Jusqu’au 1er décembre, l’exposition La dérive, de l’artiste Chloé Beaulac, est présentée au Pôle culturel de Chambly.

Dans cette exposition, l’artiste puise dans ses souvenirs et des photos pour offrir une vision intime du Québec rural, explorant la transformation de la mémoire. Elle transporte le public dans une aventure imprévue le long des rives et des routes du littoral, dans des lieux disparus. Parmi ces endroits, elle énumère l’Auberge du Coin du Banc ou l’hôtel le Vibert, en Gaspésie. « Ce sont tous des lieux où j’ai demeuré et envers lesquels j’ai un attachement particulier », raconte au journal Mme Beaulac.

Puisant dans ses souvenirs et une documentation photographique de ce voyage autour de la province, elle relaye une vision personnelle d’une relation et d’un territoire en transformation. Située à la croisée de la photographie, de l’estampe, du dessin et de la peinture, cette série explore les liens sensibles et complexes de l’attachement humain aux lieux, ainsi que les projections et les réflexions qu’ils suscitent.

Un geste précis

Ces œuvres s’apparentent à un récit ouvert, universel et intemporel. Le geste précis et répétitif du pyrograveur rappelle un rituel, symbolisant l’empreinte qui marque.

Les tableaux sont des vitrines qui projettent dans des lieux semblant à la fois familiers et lointains. « Cette invitation au voyage, à errer dans cet univers, nous incite à la dérive contemplative », dépeint Chloé Beaulac. En noir et blanc, teintées de sépia et dotées d’une texture granulaire, ces images « puissantes et évocatrices » transportent entre passé et présent, « nous ramenant à la matérialité du souvenir ».

Carnet de voyage

Les œuvres, semblables à un carnet de voyage, utilisent des techniques de transfert d’image, de superposition et de pyrogravure. Chloé Beaulac brûle le papier comme se gravent les souvenirs dans la mémoire. « On est composés de ces moments qui nous gravent, qui nous forgent », remarque la créatrice.

L’aspect éphémère ressort de l’assemblage. « Tout finit par disparaître et être remplacé par autre chose », observe l’artiste. Elle considère l’importance de se souvenir du passé afin d’avancer. 

Six ans à faire

Le projet de dix tableaux s’est échelonné sur six ans. « Quand on essaie de faire les choses trop rapidement, les idées ne sortent pas naturellement. Quand on laisse le temps pour la création, ça apparaît tranquillement », estime Mme Beaulac. C’est d’ailleurs pour cette raison qu’elle entame plusieurs corpus à la fois. 

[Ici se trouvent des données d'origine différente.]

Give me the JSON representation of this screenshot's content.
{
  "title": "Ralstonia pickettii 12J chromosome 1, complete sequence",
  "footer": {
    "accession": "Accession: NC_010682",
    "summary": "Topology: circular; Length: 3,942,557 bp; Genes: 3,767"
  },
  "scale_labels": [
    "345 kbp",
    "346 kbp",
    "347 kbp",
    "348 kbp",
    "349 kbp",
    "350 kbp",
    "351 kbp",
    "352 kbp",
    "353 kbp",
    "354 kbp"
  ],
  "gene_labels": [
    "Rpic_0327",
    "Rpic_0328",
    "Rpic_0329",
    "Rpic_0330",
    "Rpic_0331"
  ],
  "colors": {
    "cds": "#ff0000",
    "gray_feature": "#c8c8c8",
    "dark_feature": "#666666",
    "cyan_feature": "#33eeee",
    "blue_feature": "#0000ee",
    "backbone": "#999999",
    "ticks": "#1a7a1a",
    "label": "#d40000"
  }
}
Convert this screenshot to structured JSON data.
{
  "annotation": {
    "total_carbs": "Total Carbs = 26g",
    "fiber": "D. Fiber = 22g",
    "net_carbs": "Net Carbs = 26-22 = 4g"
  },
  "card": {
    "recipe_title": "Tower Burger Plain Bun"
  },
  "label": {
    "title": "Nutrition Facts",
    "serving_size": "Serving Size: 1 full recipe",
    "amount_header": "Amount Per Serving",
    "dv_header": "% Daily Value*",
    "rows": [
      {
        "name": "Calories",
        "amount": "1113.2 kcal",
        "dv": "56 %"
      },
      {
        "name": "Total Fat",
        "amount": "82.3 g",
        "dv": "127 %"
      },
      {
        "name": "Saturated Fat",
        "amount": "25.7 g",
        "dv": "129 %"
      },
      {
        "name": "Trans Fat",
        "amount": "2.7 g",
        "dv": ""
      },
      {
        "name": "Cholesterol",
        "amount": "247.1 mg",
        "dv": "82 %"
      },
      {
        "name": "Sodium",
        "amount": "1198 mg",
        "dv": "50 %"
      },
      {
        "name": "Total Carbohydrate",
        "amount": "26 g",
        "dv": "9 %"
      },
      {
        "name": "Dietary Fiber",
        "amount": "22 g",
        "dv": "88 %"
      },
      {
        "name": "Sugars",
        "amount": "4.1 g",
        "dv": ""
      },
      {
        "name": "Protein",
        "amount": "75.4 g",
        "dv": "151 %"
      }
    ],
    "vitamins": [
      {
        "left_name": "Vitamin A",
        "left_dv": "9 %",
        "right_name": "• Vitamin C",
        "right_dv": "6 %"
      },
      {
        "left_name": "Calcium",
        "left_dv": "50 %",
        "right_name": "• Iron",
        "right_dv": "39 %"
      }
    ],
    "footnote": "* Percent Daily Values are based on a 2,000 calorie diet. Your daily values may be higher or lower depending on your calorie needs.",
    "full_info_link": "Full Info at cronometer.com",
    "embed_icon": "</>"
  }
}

La femme aux multiples talents constate que les artistes sont parfois poussés à produire. « Je pense que c’est important de prendre le temps pour réaliser l’entièreté de l’œuvre. C’est ce qui lui donne toute sa valeur. Il faut accepter que ça prenne le temps qu’il faut pour faire un chef-d’œuvre, comme les Pyramides ou la tour Eiffel. Il y a une pression à faire les choses, comme une commande. L’art, ce n’est pas une commande », affirme-t-elle.

Toucher plusieurs médiums

Dans ses pratiques, l’artiste touche à plusieurs médiums. « Je trouve que c’est important de trouver le médium parfait pour traduire un message », considère-t-elle. Dans ce cas-ci, elle utilise la pyrogravure, car elle souhaite laisser une trace profonde sur le souvenir qui, pour elle, s’égraine au fil du temps. Quand elle parle de la Terre, elle utilisera de la céramique. Pour travailler la couleur, les textures, elle optera plutôt pour la peinture.

À propos de Chloé Beaulac

Chloé Beaulac est une artiste multidisciplinaire diplômée en beaux-arts de l’Université Concordia. Spécialisée en arts imprimés, elle utilise photographie, vidéo, dessin et sculpture pour exprimer sa vision. Lauréate de plusieurs prix, dont le Prix du CALQ Artiste de l’année en 2022, elle a exposé au Québec et à l’international.